Non-conforming interfaces allow the usage of non-matching, interacting grids connected by an interface. In the following explanation the Nitsche method [^1] is presented, because it more robust in practical applications [^2]. For a detailed deriviation look into [^1] and [^2].

a

Consequently, non-conforming interfaces allow to use different meshes in the same simulation, as shown in the above figure. Both domains, \Omega_1 and \Omega_2 exist of different grids and are connected by the non-conform interface \Gamma_I. This is especially interesting if different materials are taken into account while a coupled simulation is performed. Furthermore, they are used for simulate rotating structures (for more details look into Features -> Rotating Interfaces) [^3].
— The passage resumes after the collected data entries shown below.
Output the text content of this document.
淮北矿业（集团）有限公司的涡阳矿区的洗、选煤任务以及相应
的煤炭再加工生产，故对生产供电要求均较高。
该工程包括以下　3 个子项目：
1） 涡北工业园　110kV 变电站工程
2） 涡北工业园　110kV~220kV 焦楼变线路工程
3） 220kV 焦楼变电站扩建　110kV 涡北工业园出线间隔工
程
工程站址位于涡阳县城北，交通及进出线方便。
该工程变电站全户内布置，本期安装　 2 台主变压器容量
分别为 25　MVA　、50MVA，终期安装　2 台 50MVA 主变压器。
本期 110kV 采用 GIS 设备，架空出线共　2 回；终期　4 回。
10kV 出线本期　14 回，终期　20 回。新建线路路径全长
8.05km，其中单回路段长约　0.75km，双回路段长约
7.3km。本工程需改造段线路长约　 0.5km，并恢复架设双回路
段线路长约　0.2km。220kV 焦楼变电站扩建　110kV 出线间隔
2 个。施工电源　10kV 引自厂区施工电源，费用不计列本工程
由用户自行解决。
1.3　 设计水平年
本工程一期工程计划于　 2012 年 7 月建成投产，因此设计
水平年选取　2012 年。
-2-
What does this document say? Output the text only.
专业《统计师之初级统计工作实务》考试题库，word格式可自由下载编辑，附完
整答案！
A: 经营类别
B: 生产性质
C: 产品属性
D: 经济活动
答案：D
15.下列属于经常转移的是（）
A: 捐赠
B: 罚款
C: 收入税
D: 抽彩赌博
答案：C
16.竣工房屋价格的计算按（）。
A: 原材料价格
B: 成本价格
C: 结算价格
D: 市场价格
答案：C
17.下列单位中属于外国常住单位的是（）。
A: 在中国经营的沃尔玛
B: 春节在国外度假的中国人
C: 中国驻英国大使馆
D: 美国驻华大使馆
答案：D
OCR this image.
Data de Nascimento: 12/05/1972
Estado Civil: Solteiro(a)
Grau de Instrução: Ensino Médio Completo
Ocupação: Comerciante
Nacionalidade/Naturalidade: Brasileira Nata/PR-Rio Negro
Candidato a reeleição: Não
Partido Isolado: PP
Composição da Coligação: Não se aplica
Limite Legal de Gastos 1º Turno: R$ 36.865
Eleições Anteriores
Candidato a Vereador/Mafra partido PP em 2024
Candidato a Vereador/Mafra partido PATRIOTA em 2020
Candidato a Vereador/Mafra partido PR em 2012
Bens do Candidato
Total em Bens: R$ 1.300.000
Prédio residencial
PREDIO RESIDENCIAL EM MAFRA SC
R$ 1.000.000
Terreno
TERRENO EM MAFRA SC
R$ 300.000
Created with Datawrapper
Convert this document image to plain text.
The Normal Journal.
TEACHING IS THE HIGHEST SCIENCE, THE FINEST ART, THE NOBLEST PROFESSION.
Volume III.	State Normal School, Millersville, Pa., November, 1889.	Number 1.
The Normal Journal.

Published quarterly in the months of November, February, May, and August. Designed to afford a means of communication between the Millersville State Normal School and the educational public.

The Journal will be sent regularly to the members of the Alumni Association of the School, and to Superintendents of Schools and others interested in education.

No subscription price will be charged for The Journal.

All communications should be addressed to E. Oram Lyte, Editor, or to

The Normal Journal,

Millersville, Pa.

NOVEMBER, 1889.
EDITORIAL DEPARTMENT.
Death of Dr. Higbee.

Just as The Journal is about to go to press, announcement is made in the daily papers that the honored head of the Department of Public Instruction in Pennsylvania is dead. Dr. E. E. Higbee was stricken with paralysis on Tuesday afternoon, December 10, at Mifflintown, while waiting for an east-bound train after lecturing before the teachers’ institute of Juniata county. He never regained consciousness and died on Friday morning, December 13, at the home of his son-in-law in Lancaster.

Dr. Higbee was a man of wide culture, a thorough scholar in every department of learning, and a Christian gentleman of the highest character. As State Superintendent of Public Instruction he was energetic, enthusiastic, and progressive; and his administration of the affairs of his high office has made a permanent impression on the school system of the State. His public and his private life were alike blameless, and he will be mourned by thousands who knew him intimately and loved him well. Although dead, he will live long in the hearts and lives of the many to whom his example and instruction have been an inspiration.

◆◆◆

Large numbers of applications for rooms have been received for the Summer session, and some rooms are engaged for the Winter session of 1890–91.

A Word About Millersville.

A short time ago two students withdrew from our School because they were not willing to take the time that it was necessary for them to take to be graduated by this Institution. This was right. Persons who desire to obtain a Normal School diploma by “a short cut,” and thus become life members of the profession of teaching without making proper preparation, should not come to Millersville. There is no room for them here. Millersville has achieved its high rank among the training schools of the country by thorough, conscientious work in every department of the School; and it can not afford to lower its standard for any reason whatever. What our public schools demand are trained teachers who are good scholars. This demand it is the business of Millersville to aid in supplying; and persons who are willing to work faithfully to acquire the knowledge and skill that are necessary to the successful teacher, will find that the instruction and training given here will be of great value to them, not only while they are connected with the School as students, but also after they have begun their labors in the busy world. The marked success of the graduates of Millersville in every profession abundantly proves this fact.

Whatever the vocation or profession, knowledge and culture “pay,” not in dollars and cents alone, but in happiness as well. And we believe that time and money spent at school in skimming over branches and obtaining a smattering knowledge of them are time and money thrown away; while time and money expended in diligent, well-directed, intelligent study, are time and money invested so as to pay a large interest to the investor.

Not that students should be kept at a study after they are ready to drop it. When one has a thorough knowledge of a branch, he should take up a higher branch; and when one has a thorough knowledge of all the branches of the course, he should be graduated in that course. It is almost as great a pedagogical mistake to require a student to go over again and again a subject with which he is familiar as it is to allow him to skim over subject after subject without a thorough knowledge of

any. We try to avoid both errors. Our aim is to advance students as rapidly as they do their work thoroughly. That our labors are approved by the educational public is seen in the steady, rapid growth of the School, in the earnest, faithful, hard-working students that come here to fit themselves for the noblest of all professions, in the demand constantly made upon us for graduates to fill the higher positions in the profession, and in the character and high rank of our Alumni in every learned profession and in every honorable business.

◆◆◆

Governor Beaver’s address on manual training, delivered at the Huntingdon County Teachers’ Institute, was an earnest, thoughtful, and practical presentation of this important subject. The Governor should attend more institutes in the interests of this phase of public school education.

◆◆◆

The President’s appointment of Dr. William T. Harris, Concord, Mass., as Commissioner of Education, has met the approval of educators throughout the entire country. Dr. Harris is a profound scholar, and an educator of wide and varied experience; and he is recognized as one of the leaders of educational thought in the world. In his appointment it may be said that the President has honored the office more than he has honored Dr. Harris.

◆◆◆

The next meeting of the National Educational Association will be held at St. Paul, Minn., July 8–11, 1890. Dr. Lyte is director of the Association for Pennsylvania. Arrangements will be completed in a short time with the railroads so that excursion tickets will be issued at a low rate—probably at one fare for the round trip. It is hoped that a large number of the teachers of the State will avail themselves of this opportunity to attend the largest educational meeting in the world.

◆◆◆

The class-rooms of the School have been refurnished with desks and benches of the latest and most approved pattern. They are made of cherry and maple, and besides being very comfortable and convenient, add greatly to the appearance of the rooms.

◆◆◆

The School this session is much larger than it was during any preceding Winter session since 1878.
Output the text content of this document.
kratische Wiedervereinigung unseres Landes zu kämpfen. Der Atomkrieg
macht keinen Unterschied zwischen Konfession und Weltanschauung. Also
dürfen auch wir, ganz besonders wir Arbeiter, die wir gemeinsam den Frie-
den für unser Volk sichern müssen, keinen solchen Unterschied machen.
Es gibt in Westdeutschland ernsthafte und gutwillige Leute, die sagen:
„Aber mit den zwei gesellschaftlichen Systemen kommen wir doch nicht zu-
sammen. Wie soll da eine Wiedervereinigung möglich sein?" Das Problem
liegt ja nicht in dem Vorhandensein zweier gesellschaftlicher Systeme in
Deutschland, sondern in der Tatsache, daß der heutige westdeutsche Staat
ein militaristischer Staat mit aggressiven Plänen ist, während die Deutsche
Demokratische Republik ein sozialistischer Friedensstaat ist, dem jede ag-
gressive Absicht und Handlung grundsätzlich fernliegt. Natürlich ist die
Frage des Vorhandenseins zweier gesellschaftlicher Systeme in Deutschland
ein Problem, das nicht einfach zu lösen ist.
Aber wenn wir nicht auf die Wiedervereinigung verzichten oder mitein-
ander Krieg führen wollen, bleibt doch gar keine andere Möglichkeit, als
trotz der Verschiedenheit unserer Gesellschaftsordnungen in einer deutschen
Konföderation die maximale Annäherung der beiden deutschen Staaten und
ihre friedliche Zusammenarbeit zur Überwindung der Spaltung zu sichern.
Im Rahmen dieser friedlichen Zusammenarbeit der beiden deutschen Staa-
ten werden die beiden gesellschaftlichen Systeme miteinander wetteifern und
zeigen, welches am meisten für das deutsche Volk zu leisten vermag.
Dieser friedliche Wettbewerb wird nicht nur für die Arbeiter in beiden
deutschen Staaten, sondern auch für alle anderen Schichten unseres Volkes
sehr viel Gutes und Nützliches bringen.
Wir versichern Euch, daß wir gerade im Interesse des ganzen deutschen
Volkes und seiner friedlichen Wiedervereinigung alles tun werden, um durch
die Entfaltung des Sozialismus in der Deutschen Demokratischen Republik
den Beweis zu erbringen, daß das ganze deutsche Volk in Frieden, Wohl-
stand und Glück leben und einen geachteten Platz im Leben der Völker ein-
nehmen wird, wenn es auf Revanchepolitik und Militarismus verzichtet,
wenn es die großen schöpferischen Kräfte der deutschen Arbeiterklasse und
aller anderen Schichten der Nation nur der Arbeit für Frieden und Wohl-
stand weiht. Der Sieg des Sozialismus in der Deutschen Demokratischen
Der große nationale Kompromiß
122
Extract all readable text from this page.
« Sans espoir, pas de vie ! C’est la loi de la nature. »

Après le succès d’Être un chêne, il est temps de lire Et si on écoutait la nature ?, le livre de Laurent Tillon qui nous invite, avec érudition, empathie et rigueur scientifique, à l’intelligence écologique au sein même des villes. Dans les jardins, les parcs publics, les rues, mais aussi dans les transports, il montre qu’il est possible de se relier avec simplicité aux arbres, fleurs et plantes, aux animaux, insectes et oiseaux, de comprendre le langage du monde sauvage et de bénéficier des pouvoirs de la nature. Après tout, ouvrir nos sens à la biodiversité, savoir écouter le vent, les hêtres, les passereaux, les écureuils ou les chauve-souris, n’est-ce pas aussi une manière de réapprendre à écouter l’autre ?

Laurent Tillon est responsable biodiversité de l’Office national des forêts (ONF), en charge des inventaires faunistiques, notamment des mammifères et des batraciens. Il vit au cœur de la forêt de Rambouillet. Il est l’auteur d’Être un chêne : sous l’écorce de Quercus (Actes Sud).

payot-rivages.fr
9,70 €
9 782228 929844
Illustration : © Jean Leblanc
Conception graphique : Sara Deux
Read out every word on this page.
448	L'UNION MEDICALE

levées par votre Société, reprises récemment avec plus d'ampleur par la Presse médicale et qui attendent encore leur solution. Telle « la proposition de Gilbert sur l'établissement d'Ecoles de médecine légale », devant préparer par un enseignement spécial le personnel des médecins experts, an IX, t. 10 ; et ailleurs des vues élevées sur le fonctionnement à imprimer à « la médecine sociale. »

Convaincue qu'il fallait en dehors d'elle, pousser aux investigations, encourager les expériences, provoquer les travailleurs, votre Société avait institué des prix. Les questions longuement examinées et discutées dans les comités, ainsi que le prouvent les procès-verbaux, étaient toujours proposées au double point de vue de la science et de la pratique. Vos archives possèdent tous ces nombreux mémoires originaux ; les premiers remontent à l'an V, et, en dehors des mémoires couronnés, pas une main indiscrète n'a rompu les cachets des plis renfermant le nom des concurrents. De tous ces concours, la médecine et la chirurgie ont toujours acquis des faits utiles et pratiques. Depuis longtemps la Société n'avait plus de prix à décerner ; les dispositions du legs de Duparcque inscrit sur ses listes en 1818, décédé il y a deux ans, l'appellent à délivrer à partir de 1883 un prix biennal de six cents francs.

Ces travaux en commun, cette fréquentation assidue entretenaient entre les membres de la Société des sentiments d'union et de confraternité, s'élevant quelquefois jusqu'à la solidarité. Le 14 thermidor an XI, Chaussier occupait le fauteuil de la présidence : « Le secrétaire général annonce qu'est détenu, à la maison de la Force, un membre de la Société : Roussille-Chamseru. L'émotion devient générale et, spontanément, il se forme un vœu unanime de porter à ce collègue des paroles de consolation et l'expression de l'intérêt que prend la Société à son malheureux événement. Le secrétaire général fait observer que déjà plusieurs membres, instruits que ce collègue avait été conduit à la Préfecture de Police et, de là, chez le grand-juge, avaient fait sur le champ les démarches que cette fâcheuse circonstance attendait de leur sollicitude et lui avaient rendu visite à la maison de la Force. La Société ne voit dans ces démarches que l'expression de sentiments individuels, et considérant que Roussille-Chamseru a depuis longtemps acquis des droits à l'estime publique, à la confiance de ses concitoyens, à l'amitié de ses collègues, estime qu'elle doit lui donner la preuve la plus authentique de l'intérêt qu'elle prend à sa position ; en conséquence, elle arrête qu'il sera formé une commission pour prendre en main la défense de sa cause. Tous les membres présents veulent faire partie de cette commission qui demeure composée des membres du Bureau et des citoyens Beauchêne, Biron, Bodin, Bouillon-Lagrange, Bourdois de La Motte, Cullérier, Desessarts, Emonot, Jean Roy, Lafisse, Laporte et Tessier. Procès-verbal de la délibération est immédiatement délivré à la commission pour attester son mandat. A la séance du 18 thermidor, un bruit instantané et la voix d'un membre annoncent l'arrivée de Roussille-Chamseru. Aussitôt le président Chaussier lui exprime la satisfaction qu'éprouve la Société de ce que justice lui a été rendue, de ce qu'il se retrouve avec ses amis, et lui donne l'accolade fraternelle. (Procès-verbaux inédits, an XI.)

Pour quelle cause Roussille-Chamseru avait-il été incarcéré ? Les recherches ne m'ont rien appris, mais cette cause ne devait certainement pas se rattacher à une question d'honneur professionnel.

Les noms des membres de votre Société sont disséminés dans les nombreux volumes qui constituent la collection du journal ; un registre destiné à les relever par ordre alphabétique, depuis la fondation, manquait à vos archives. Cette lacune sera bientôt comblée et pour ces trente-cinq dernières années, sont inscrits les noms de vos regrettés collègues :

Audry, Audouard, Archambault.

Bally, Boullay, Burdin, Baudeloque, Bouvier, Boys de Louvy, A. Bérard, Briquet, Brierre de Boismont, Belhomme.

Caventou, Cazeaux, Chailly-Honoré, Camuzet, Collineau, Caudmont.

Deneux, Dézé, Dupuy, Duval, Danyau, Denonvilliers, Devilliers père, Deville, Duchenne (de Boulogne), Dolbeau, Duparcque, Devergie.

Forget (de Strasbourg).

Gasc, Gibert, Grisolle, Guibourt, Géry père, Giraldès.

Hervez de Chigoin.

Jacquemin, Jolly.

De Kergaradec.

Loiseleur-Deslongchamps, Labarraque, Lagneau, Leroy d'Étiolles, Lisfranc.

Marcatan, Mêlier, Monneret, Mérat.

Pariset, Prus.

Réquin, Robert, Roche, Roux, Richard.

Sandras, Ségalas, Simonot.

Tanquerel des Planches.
For defining a non-conform interface first the surfaces, that are part of the interface, have to be defined

  <domain geometryType="plane">
    <surfRegionList>
      <surfRegion name="innerR" />
      <surfRegion name="outerR" />
    </surfRegionList>
  </domain>

In a second step the actual interface has to be established

  <domain geometryType="plane">
    <surfRegionList>
      <surfRegion name="innerR" />
      <surfRegion name="outerR" />
    </surfRegionList>

    <ncInterfaceList>
      <ncInterface name="ncR" masterSide="outerR" slaveSide="innerR"/>
    <ncInterfaceList>    
  </domain>

Those two steps establish the interface of the domain. Now, we have to establish the formulation of the interface

    <pdeList>
      <acoustic formulation="acouPressure">
        <ncInterfaceList>
          <ncInterface name="ncR" nitscheFactor="100" formulation="Nitsche"/>
        </ncInterfaceList>      
      </acoustic>
    </pdeList>

The nitscheFactor is only avaiable for non-conforming interfaces type Nitsche and defines the weighting of the coupling of the two domains \Omega_1 and \Omega_2. This factor has no major impact in the range of 20 - 100 [^2]. A rather high value correlates with a strong coupling, with from a physical point of few is good, but makes the interface numerically instable. On the other hand, a low nitscheFactor is numerically more stable, but can make the coupling unphysical.